# Loosing a friend



## cape chef (Jul 31, 2000)

We're a tight knit group us chef's. I lost a colleague Saturday in a terrible car accident. 47, married,three children.He was a good one, chef, father, husband and friend.Throw one upstairs to Bobby for me.

Thanks


----------



## oldschool1982 (Jun 27, 2006)

Never really know what to say during a moment like this. From my own experiences I can empathize. Such a shame.


----------



## free rider (May 23, 2006)

Sorry for your loss, Cape Chef. My condolences.


----------



## bluezebra (May 19, 2007)

So sorry to hear of your loss. Words can't ever make it easier. We're here if you want or need to talk.

*Cheers to Bobby* :beer:


----------



## jim berman (Oct 28, 1999)

Man, what can you say? Is there a fund or something set up for his family, kids' education? I think there might be some folks that would certainly reach out and show some support to one of our own. We are right there with you, B.


----------



## ninja_59 (May 2, 2004)

My sincere condoleances Cape Chef, I never know what to say in rough times like this


----------



## cape chef (Jul 31, 2000)

Thanks Jim & all, heres Bobby's obit

Alderson Funeral Homes

Memorial contributions can be made to

Robert Anderson's children's fund, care of Webster bank 145 highland avenue, Cheshire ct 06410 attn; Leila Graber.

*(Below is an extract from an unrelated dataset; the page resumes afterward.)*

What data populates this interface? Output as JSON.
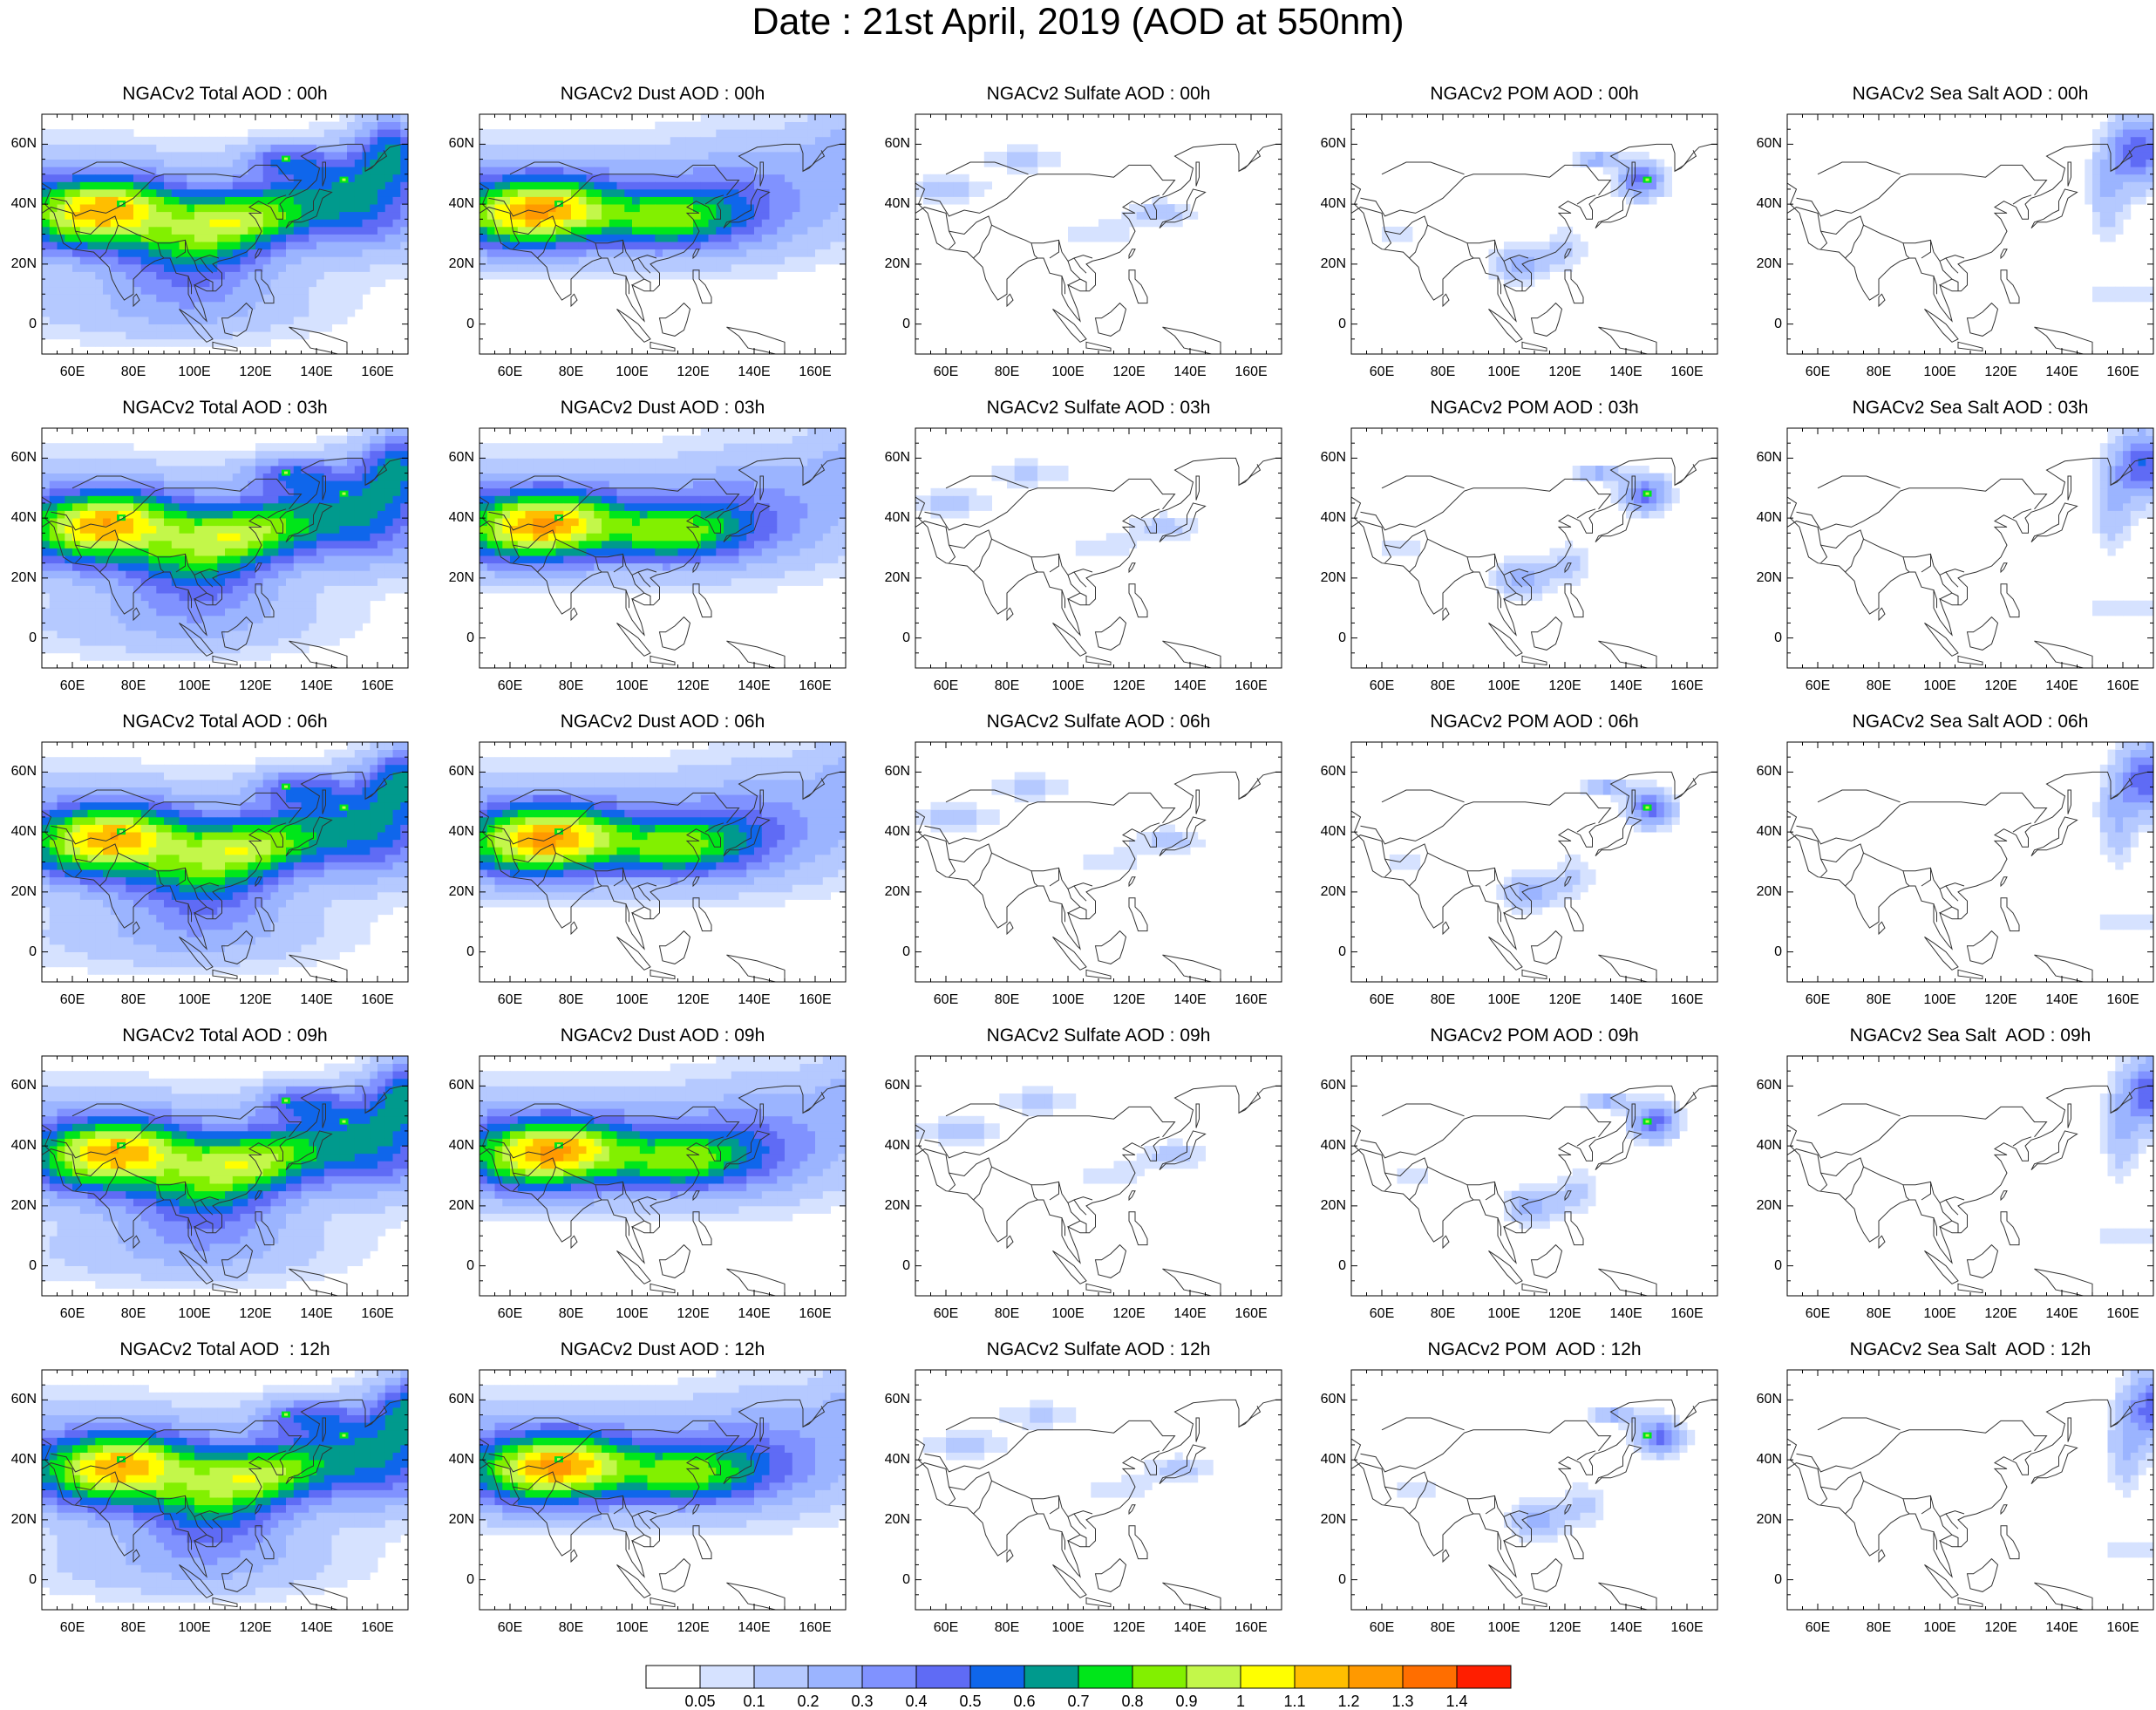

Heaven will be eating a bit better now


----------



## phoebe (Jul 3, 2002)

I'm so sorry for your loss, CC. My thoughts and heart go out to his family. May they find peace soon. And David and I will toast your Bobby tonight.


----------



## mezzaluna (Aug 29, 2000)

May your dear friend rest in peace, Cape Chef. My deepest condolences to you.


----------



## kuan (Jun 11, 2001)

That's tough news, even for me. It's like CC isn't the same person anymore  My condolences to you chef, and for Bobby, he now joins the ranks of many great chefs who came before him.


----------



## chrose (Nov 20, 2000)

I am sorry to hear about the loss of your friend. Of course I too wish I had the right words, but since there are none, I will instead send my condolences and regards to his family and to you Brad. L'Chayim.....


----------



## allie (Jul 21, 2006)

I am very sorry to hear of your loss and the loss his family is suffering. My condolences to all of you during this trying time. Hugs!


----------



## shroomgirl (Aug 11, 2000)

I'm so sorry CC. Know that we're here and listening if/when you need us.


----------



## cape chef (Jul 31, 2000)

Thank you all for your kind thoughts and prayers, it has been a difficult week.


----------



## headless chicken (Apr 28, 2003)

My condolences Cape Chef, seems we're all losing friends. My neighbor of 20 years has passed last night. Giovani, almost 92, the best neighbor anyone could have asked for. I last saw him being taken away by ambulance about a week ago when I helped him up after falling down a set of stairs.


----------



## salliem (Nov 3, 2006)

My deepest sympathies to his family and to you Chef.


----------



## greg (Dec 8, 1999)

So sorry, B.

A good song for difficult times: YouTube - Beth Orton


----------